LAW 46: NEVER APPEAR TOO PERFECT
  • Envy creates silent enemies.
  • Admit to harmless vices, in order to deflect envy and appear more human and approachable.
  • La Rochefoucauld: "It takes great talent and skill to conceal one's talent and skill."
  • Dampen your brilliance occasionally, purposefully revealing a defect, weakness, or anxiety, or attributing your success to luck.
  • Cosimo Medici: "Envy is a weed that should not be watered."
  • The insidious envy of the masses can actually be deflected quite easily: appear as one of them in style and values."
  • Make a display of deferring to others, as if they were more powerful than you.
  • The fool dares the gods of envy by flaunting his victories. The master of power understands that the appearance of superiority over others is inconsequential next to the reality of it.
  • Read between the lines of their criticisms, their little sarcastic remarks, the signs of backstabbing, the excessive praise that is preparing you for a fall, the resentful look in the eye.
  • Subtly emphasize how lucky you have been, to make your happiness seem more attainable to other people, and the need for envy less acute. But be careful not to affect a false modesty that people can easily see through.
  • People cannot envy the power that they themselves have given a person who does not seem to desire it.
  • Disguise your power as a kind of self-sacrifice rather than a source of happiness and you make it seem less enviable.
  • Excessive praise is an almost sure sign that the person praising you envies you.
  • Do not try to help or do favors for those who envy you; they will think you are condescending to them.
  • As Thoreau once said, "Envy is the tax which all distinction must pay."

LAW 47: DO NOT GO PAST THE MARK YOU AIMED FOR; IN VICTORY, LEARN WHEN TO STOP
  • In the heat of victory, arrogance and overconfidence can push you past the goal you had aimed for.
  • "Nothing can be more important than to close your examination with a triumph."

    The Art of Cross-Examination, Francis L. Wellman, 1913.
  • In the realm of power, you must be guided by reason.
  • When you attain success, step back.
  • When you gain victory, understand the part played by the particular circumstances of a situation, and never simply repeat the same actions again and again.
  • Success makes you less able to adapt to circumstance.
  • Bad luck teaches valuable lessons about patience, timing, and the need to be prepared for the worst.
  • If you prepare for the fall, it is less likely to ruin you when it happens.
  • When you serve a master, it is often wise to measure your victories carefully, letting him get the glory and never making him easy.
  • Leave momentum for those who have nothing better to rely upon.

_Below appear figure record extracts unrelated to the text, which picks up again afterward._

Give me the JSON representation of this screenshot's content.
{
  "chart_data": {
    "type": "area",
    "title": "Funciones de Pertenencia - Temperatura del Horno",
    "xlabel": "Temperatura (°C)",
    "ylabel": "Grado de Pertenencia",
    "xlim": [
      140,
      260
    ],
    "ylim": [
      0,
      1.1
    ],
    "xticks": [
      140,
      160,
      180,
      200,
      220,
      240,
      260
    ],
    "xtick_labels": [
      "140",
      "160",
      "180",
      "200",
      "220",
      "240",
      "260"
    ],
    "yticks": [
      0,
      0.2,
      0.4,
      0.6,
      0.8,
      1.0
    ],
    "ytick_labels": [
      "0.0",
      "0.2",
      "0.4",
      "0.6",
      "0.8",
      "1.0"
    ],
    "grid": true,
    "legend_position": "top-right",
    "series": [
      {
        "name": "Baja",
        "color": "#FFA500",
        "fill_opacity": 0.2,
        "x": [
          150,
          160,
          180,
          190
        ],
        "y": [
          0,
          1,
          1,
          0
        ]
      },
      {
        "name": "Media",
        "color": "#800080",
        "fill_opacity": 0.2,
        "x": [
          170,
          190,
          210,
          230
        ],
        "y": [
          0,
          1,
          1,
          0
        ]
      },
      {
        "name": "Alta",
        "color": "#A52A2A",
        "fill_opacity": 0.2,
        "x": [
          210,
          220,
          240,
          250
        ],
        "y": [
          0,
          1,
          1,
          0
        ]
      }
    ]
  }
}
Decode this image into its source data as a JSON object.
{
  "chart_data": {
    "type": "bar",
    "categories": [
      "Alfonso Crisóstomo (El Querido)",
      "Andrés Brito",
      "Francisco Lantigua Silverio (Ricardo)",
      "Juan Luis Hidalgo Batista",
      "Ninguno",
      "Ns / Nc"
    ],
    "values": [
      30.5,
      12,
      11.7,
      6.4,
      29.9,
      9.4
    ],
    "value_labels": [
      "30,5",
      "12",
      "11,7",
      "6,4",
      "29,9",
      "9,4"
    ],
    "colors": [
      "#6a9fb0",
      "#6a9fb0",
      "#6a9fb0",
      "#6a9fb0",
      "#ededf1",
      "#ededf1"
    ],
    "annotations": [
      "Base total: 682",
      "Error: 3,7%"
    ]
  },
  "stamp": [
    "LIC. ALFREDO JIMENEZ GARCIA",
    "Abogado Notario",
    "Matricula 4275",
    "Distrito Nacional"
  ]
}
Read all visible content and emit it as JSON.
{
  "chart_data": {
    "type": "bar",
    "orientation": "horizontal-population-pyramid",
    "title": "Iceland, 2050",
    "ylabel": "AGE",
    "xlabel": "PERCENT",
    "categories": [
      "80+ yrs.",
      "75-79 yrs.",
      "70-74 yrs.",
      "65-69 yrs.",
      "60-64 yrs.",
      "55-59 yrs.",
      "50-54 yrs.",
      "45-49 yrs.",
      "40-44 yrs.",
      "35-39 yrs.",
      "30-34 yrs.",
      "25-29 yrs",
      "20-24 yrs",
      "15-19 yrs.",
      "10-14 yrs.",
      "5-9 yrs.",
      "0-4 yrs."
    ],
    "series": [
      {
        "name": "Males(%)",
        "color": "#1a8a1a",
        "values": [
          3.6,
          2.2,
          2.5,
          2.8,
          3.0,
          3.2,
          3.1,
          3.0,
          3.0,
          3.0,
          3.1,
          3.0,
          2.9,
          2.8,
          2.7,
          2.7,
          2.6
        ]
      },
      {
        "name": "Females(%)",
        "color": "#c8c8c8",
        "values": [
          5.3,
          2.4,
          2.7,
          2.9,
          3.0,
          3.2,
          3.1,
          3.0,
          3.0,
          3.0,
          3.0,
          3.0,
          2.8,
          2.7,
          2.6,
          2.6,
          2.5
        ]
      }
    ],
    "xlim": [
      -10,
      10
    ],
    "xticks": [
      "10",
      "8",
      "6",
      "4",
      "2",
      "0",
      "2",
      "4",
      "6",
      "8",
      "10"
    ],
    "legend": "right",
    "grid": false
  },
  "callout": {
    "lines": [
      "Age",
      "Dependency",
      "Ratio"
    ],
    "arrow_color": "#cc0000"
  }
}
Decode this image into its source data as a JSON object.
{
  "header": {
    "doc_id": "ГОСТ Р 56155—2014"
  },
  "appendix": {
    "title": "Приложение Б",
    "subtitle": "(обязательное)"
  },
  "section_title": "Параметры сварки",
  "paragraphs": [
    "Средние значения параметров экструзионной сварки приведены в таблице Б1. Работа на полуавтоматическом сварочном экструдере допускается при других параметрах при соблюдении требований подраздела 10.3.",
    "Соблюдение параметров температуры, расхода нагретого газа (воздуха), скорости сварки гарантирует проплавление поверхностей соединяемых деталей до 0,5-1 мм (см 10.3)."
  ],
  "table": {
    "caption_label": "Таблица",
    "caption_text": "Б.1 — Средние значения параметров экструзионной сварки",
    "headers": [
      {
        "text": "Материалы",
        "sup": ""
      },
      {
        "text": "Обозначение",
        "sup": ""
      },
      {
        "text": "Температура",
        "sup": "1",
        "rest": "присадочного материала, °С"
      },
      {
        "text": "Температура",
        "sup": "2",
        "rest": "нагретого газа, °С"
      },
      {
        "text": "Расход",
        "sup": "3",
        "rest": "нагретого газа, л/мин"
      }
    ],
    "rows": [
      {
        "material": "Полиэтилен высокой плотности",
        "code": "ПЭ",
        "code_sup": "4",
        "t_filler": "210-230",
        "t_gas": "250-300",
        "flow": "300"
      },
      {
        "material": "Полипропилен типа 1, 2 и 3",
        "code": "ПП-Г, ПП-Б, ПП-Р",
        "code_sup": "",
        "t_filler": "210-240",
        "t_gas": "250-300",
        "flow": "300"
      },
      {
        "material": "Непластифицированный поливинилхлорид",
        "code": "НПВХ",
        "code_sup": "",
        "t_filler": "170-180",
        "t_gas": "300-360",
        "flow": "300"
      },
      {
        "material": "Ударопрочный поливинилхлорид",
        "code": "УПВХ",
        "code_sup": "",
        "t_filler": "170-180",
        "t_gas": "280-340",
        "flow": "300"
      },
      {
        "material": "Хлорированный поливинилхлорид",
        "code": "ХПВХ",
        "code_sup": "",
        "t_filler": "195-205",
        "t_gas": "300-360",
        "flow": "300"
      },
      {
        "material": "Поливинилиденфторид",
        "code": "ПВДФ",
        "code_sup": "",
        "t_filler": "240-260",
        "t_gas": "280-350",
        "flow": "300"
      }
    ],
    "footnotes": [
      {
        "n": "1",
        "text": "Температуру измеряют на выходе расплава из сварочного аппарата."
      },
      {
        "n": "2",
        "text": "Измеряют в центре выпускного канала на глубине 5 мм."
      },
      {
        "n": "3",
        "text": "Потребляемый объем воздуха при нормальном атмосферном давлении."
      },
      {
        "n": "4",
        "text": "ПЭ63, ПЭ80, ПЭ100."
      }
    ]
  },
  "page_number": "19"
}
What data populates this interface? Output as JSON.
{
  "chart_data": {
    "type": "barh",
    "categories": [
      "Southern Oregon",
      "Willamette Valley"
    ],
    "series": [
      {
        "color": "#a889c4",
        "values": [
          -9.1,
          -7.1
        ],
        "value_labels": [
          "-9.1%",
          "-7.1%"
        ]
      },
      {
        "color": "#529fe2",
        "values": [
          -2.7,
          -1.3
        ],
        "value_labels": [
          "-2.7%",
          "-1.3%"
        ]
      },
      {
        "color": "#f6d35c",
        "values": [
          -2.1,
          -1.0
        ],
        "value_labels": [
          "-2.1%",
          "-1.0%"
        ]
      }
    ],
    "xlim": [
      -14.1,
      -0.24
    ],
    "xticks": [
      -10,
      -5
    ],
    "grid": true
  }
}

LAW 48: ASSUME FORMLESSNESS
  • Keep yourself adaptable and on the move.
  • Never bet on stability or lasting order.
  • People weighed down by a system and inflexible ways of doing things cannot move fast, cannot sense or adapt to change.
  • Learn to move fast and adapt or you will be eaten.
  • In this fluid format of warfare, you value movement over position.
  • Nothing will infuriate and disorient them more than formlessness.
  • The first psychological requirement of formlessness is to train yourself to take nothing personally. Never show any defensiveness. When you act defensive, you show your emotions, revealing a clear format. Your opponents will realize they have hit a nerve, an Achilles' heel. And they will hit it again and again.
  • Let no one know what gets to you, or where your weaknesses lie. Make your face a formless mask and you will infuriate and disorient.
  • Conform on the surface, while breaking down your enemy from the inside.
  • The power of formlessness

    it gives the aggressor nothing to react against, nothing to hit.
  • The need for formlessness becomes greater the older we get.
  • Finally, learning to adapt to each new circumstance means seeing events through your own eyes, and often ignoring the advice that people constantly peddle your way. It means that ultimately you must throw out the laws that others preach, and the books they write to tell you what to do.
  • Rely too much on other people's ideas and you end up taking a former not of your own making.
  • When you play with formlessness, keep on top of the process and keep your long-term strategy in mind.